FIRST AID, Heeeeelp

 

It happens. My traverso today is not playing like yesterday!!!! What could it be?? Is it the cork, a leak, a crack, I always oil..........

 

Here is a list of primary reasons that could cause this. Of course you all know them actually but refusing flutes sometimes give a mental block.
Of course, alas there could be something more complicated but looking at those might help. If not : email.

List:

-tenons, no wobble no force?
This is the rule for tenons, if they leak your flute will not play(!!), if you have to use force you my get cracks or compressed tenons changing playing and intonation. It really is worth while paying much attention to this!


-key often simply the cause, low d strong, low e good, low f good?

If your key does not close perfectly your flute will not play. It is not only the closed key notes but during playing the whole behaviour of the flute is influenced. If the key does not close while it did close before the most likely thing is the wood that has swollen a bit making friction in the key slot.
First thing to do is simply open and close the key thirty times quickly. If this does not solve it, second. Take the key out. There is a pull button on the key pin. If it is difficult, use a plastic ruler behind the pull pin and have somebody hold the foot. Just pull it out a small part, then push it in again. Do this a few times, only then pull it out completely. Push the key pin in and out of the key outside the foot a number of times. If the key is reasonably easy on the pin, it should not be loose, remount. If it stays difficult get a 1.5 mm or 1 mm. (depending on your pin) drill and by hand push it in and out of the hole. Do no do it with an electric drill. Never use oil!!!! If the pin is easy in the hole with just a bit of friction remount the key. If it is still sluggish take a very fine small file and softly clean the inside of the key slot. Never ever take any wood of. Remount, if it is still sluggish demount again and take a little bit of metal of the sides of the key stem with the fine file equal both sides. This should always solve it.
The keypad may be oily and therefore sticking. Regularly players think that there is something more mechanical happening if this is the case so make sure this is not it.
If you have a white keypad just put some paper in between the pad and the key and push on top of the flap. This often will make the paper take the oil and solves the problem. If you have a leather keypad go to keypads. If you need new white stuff write me an email.
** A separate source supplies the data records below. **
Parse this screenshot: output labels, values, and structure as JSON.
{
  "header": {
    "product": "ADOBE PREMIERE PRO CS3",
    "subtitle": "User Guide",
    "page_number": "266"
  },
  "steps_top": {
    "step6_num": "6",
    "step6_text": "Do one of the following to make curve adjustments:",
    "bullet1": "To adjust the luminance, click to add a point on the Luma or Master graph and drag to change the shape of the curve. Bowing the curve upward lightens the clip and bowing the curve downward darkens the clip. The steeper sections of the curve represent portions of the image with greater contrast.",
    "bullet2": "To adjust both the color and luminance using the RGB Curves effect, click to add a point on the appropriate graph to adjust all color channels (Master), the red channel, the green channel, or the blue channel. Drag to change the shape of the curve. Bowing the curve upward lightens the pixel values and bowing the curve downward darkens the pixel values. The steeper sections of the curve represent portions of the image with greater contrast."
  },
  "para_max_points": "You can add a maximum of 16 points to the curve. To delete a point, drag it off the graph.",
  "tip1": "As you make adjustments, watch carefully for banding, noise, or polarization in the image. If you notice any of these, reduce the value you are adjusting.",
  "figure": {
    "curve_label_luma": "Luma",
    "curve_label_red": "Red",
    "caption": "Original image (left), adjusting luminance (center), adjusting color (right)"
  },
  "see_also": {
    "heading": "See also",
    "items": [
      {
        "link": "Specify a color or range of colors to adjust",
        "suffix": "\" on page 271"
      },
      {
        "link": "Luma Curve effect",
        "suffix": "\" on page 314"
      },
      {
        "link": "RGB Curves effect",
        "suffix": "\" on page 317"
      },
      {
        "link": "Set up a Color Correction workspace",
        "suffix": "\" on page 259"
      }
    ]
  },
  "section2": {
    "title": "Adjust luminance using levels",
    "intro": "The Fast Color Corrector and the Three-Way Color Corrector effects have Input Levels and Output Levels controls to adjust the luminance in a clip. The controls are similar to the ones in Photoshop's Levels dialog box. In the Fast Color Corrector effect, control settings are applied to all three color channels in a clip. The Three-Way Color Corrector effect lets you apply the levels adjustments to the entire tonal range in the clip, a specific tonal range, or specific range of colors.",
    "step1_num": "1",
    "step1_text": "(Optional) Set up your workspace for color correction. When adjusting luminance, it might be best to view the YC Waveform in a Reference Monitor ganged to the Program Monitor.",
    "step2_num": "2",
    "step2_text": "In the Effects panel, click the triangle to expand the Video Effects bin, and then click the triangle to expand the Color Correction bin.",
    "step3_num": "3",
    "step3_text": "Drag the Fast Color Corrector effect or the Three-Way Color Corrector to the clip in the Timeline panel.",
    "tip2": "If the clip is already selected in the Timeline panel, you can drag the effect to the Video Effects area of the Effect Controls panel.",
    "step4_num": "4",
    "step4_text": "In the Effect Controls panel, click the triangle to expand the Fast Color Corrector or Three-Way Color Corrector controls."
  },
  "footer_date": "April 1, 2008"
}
A small but unpleasant problem is a slow key, so a key that does not quickly close. It almost always is sufficient to take the key of and push the key pin a few times in and out of the key itself. That cleans the key pin. It is the small leather block inside the hinge that causes the problem. But please leave it there because it prevents your key from closing with a vibration.

-cork position,
d2-d3 octave without much compensating? If this is not the case your cork may have moved. If you have a cork stick from me use it to set the cork again. The line on the stick is not meant for the mouth hole middle but for the bottom of the head! If this position does not give a good d2-d3 octave the bore has probably changed and you may need reboring. You might contact me. This is rarely the case with blackwood but may be the case with boxwood.

-finger holes and mouth hole clean??
If necessary carefully clean with cotton wool stick with lots of almond oil. very careful with the mouth hole of course, take your time for this because the almond oil has to loosen the dirt!